As a newly qualified doctor I used to get some satisfaction from prescribing a new medication, thinking that this was what was needed to do a good job.  I now get the same satisfaction from suspending medications that no longer serve a useful purpose, or deciding in collaboration with the patient to delay starting new medications, knowing that the patient has been at the heart of the decision making.  In this way we have reduced the chances of adverse drug reactions, improved adherence, and minimised the impact on the environment. 

Despite 29 “Conferences of the Parties” (COP) since 1995, each trying to reduce and prevent global warming, there is evidence that climate breakdown is accelerating rather than lessening.  The potential implications of this are profound. 

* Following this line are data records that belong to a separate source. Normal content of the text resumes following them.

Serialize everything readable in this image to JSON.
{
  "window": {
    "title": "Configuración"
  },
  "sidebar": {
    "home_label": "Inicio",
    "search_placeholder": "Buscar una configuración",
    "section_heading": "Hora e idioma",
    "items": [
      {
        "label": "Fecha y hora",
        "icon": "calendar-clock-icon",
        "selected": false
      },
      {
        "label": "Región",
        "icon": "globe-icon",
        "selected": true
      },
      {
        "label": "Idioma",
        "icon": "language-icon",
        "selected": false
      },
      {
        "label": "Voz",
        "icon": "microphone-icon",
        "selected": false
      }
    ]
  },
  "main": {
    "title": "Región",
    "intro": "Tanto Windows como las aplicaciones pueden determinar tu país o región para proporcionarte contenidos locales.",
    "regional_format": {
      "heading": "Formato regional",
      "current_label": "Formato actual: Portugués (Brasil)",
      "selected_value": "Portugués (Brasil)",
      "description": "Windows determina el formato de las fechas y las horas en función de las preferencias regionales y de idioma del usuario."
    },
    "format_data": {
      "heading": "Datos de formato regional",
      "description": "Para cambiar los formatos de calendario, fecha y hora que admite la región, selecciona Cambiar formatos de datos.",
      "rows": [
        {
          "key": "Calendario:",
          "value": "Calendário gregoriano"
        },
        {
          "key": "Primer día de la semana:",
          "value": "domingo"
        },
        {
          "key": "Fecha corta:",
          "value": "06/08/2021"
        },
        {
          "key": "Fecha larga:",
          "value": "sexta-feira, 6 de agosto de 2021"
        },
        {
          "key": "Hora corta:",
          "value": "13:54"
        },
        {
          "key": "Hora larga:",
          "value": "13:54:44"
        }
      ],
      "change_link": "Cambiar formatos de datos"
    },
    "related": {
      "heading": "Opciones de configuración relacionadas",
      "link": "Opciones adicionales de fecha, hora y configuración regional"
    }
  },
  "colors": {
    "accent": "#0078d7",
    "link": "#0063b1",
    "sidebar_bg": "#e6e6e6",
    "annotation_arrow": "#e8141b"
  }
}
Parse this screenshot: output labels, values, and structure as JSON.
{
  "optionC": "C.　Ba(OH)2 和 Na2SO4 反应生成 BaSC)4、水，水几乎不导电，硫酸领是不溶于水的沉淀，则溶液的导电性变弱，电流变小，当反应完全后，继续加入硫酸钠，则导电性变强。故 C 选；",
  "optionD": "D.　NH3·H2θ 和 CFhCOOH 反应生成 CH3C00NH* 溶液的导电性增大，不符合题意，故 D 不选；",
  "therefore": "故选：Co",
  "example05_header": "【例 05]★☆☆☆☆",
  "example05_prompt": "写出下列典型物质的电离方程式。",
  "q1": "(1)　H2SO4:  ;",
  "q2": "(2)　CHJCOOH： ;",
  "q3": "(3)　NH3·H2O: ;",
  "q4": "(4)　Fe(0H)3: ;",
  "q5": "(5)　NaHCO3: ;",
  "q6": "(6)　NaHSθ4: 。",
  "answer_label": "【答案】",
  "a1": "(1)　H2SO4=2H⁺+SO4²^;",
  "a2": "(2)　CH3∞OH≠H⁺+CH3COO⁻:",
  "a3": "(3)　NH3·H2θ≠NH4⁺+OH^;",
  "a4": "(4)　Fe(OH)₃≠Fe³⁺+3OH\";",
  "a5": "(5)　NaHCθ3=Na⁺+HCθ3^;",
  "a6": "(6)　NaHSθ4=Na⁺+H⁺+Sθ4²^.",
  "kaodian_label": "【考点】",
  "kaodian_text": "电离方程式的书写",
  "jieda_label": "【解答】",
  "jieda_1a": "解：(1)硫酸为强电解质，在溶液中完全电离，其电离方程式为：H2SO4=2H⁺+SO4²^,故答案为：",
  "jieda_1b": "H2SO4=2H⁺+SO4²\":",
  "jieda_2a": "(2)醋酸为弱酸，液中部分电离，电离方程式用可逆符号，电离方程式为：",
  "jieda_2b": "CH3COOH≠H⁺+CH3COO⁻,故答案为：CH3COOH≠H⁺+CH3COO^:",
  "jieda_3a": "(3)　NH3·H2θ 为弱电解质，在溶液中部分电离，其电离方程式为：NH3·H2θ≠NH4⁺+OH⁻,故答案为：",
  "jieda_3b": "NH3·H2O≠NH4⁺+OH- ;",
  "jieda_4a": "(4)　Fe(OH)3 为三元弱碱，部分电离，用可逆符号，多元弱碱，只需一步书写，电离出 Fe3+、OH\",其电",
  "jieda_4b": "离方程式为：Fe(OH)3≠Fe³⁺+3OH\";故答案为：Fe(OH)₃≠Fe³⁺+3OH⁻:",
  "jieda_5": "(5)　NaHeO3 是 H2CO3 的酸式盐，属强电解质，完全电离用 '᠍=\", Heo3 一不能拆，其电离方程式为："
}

Either way, the climate emergency is real and is here now, with flooding, droughts, heat waves and climate refugees as stark reminders.  Mitigating further more extreme events requires deep systemic change across the whole of society.  We each have to do what we can where we can.  As in so many other pro-environmental actions, physicians can achieve the triple bottom line of “better for patient, better for the planet, and better for the healthcare system” by increasing our focus on reducing unnecessary medication prescribing.  

The RCP Acute Toolkit (17) “Managing Multiple Medications” is a great place to start.  It is the least we can do.